The second son of Thomas Addis Emmet, John Patton Emmet (1796–1842), scientist, was born 8 April 1796 in Dublin, and was raised mostly by his grandparents until he joined his parents in America in March 1805. In 1814 he became a cadet at West Point but because of illness quit in 1817 before graduating (his health was never robust). He went to Italy and studied music and art. He returned home in 1819 and studied medicine at the University of New York under the direction of MacNeven, and graduated MD (1822).
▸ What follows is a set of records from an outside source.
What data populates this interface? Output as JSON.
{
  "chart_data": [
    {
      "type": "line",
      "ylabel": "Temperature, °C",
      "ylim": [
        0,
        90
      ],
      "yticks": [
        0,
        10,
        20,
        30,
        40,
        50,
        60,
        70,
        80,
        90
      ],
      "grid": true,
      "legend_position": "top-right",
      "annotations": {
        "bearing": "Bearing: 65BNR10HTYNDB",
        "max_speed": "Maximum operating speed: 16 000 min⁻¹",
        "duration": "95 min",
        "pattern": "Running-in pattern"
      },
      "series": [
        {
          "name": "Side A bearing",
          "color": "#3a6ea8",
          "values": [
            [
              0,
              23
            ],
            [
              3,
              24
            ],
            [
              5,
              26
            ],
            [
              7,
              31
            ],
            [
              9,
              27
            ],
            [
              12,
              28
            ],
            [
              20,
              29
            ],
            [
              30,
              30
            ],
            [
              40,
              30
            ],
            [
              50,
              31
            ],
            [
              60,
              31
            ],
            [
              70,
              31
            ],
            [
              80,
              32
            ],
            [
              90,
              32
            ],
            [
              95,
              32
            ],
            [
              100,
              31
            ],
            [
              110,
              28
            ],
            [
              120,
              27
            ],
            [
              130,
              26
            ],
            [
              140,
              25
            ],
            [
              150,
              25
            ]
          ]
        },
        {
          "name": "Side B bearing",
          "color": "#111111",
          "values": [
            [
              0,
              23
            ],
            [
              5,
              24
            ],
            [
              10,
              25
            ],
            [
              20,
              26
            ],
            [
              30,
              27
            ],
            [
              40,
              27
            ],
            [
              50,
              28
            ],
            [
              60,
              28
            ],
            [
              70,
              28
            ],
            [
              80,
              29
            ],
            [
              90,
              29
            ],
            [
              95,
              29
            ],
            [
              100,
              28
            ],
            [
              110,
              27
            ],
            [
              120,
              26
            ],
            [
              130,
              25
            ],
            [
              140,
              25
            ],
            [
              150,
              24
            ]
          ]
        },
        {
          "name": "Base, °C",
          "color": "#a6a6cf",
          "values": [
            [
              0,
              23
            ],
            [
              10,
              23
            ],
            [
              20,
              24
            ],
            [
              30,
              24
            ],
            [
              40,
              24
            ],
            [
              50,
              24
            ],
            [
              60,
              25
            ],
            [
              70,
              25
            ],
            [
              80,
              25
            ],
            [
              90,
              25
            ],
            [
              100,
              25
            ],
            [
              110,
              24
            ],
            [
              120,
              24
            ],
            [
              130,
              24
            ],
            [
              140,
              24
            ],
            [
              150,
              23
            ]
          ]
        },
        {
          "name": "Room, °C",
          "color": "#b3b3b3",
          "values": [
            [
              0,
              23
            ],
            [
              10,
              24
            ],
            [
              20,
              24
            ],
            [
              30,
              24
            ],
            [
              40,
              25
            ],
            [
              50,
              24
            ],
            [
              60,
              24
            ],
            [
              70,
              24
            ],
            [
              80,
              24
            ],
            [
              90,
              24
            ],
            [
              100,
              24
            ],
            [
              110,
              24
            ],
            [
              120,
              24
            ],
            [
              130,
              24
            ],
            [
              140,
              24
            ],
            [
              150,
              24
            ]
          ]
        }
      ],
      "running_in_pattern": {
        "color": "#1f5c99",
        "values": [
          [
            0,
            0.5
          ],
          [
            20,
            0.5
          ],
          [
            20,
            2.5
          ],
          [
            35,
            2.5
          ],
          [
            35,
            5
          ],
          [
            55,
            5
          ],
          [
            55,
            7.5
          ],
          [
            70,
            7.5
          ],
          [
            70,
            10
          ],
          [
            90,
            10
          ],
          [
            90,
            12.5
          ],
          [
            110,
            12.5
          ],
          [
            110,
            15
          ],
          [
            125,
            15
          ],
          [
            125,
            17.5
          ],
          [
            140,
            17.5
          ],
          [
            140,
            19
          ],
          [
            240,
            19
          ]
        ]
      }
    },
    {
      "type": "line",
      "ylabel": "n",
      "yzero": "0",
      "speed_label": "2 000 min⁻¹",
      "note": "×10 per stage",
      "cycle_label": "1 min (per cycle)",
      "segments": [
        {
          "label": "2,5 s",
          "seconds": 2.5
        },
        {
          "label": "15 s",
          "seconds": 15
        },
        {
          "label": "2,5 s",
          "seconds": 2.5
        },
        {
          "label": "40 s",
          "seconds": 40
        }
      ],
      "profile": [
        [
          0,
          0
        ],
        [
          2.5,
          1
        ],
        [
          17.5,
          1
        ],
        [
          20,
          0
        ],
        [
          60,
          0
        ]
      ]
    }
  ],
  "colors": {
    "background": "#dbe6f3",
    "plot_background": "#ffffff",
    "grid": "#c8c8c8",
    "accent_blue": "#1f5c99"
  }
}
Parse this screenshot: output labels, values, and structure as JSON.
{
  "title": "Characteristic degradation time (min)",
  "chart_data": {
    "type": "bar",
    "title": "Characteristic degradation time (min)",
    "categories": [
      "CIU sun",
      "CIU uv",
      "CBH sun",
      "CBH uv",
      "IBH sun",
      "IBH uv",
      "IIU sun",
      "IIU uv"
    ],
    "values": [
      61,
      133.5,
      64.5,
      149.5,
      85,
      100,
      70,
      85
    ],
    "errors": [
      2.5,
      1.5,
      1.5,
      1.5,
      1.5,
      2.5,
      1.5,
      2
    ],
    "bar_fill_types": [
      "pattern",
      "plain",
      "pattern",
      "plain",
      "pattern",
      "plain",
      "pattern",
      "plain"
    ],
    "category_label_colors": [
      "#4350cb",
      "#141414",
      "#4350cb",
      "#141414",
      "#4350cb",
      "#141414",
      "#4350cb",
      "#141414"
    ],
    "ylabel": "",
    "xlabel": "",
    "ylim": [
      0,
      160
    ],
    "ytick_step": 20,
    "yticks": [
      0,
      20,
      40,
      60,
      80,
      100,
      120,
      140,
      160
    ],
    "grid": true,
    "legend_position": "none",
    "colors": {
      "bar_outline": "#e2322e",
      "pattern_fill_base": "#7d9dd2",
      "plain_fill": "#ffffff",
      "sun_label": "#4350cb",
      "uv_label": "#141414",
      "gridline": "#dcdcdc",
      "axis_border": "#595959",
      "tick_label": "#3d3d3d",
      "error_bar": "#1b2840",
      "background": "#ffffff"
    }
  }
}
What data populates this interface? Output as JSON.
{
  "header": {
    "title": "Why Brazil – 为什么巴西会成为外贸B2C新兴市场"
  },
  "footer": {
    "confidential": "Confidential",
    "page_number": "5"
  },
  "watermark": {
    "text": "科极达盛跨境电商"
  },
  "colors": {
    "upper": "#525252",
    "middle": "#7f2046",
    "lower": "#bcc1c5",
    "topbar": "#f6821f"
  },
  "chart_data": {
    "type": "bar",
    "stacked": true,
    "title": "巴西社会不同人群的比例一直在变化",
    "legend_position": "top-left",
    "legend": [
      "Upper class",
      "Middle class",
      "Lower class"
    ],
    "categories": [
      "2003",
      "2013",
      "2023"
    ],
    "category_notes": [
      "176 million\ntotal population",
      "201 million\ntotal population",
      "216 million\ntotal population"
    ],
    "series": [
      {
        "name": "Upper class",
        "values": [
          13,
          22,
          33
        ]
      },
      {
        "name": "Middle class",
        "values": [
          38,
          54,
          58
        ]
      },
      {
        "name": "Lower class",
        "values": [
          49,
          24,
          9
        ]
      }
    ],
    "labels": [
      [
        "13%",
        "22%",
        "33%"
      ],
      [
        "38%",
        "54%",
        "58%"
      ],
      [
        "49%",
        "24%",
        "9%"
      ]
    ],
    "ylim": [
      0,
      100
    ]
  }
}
Soon afterwards he set up practice in Charleston, South Carolina, and at the invitation of Thomas Jefferson he became professor of natural history at the University of Virginia (1825–7) and later professor of chemistry and materia medica (1827–42). In the 1830s he experimented with the growing of rare flowers, fruit, and vines, the cultivation of silkworms, and the manufacture of silk, pottery, and porcelain. He contributed regularly to scientific journals, notably the American Journal of Science, on chemical, pharmaceutical and physical topics; he also developed apparatus for the study of magnetism and electricity. He died 15 August 1842 at Mount Vernon, near New York. In 1827 he married Mary Byrd Farley Tucker (d. 1860), a native of Bermuda. They had two surviving children, including Thomas Addis Emmet (1828–1919), a leading American gynaecologist, who was president of the Irish National Federation of America (1892–1901), and wrote several medical and historical works, including histories of the Emmet family and Ireland under English rule (1903).